Malheureusement, comme c'est souvent la cas dans ce domaine, le principe
inverse est également vrai: la proximité de plusieurs
informations visuelles peut également avoir un effet distracteur
(Wickens, 1987).
- Corollaire du principe précédent, les informations
utilisées fréquemment devraient être regroupées
(Tullis, 1988).
- Si les informations doivent être traitées dans un ordre
prévisible (par exemple, prix total - rabais - taxes - prix réel)
, il est préférable de les disposer dans cet ordre, afin de
minimiser le trajet de l'oeil entre deux informations qui doivent être
traitées consécutivement. L'ordre de disposition des
éléments devrait respecter les habitudes de lecture de
l'utilisateur, à savoir, dans notre culture, du haut vers le bas et de
gauche à droite.
- Si les informations concernent un processus qui possède une
dimension spatiale, il peut être intéressant que la disposition
géographique des données mette en évidence leur origine
(Tullis, 1988): par exemple, des mesures effectuées sur un moteur
complexe seront affichées sur un schéma de ce moteur, à
l'endroit où elles ont été prélevées, les
données provenant de divers points du territoire seront
positionnées par rapport à leur origine
géographique,....
Ces principes peuvent sembler contradictoires.

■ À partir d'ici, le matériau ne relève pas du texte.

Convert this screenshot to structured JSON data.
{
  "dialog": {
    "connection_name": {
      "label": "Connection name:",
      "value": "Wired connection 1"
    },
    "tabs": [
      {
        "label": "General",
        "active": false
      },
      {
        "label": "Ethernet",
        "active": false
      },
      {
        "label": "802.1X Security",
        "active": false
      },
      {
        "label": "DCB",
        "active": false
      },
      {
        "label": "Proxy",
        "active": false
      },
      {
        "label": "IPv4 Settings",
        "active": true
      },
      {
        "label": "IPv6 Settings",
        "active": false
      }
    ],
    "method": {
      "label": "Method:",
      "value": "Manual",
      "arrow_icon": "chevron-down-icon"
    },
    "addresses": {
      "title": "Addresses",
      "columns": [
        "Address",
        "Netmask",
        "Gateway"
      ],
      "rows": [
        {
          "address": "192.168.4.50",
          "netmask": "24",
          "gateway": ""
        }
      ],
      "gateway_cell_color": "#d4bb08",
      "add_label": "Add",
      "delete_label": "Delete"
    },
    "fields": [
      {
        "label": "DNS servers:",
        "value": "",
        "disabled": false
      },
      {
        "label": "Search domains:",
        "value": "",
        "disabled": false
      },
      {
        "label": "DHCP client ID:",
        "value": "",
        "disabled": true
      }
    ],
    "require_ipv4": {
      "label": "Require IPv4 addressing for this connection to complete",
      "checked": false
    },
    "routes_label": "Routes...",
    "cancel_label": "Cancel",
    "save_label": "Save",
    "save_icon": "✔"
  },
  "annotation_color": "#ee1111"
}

Imaginons par exemple que le plan d'une maison soit affiché à
l'écran. L'utilisateur peut cliquer sur un objet (un mur, une porte,...)
pour en connaître les dimensions. Afin de minimiser les écarts
visuels, ces dimensions devraient être affichées le plus
près possible de l'objet auquel elles réfèrent. Par
contre, si le concepteur désire créer des invariants dans la
présentation, il devrait au contraire afficher systématiquement
les dimensions au même endroit, par exemple, en bas de la fenêtre.
Cette contradiction peut être surmontée en définissant des
invariants 'relatifs' de présentation, par exemple 'les dimensions sont
toujours affichées immédiatement sous l'objet mesuré".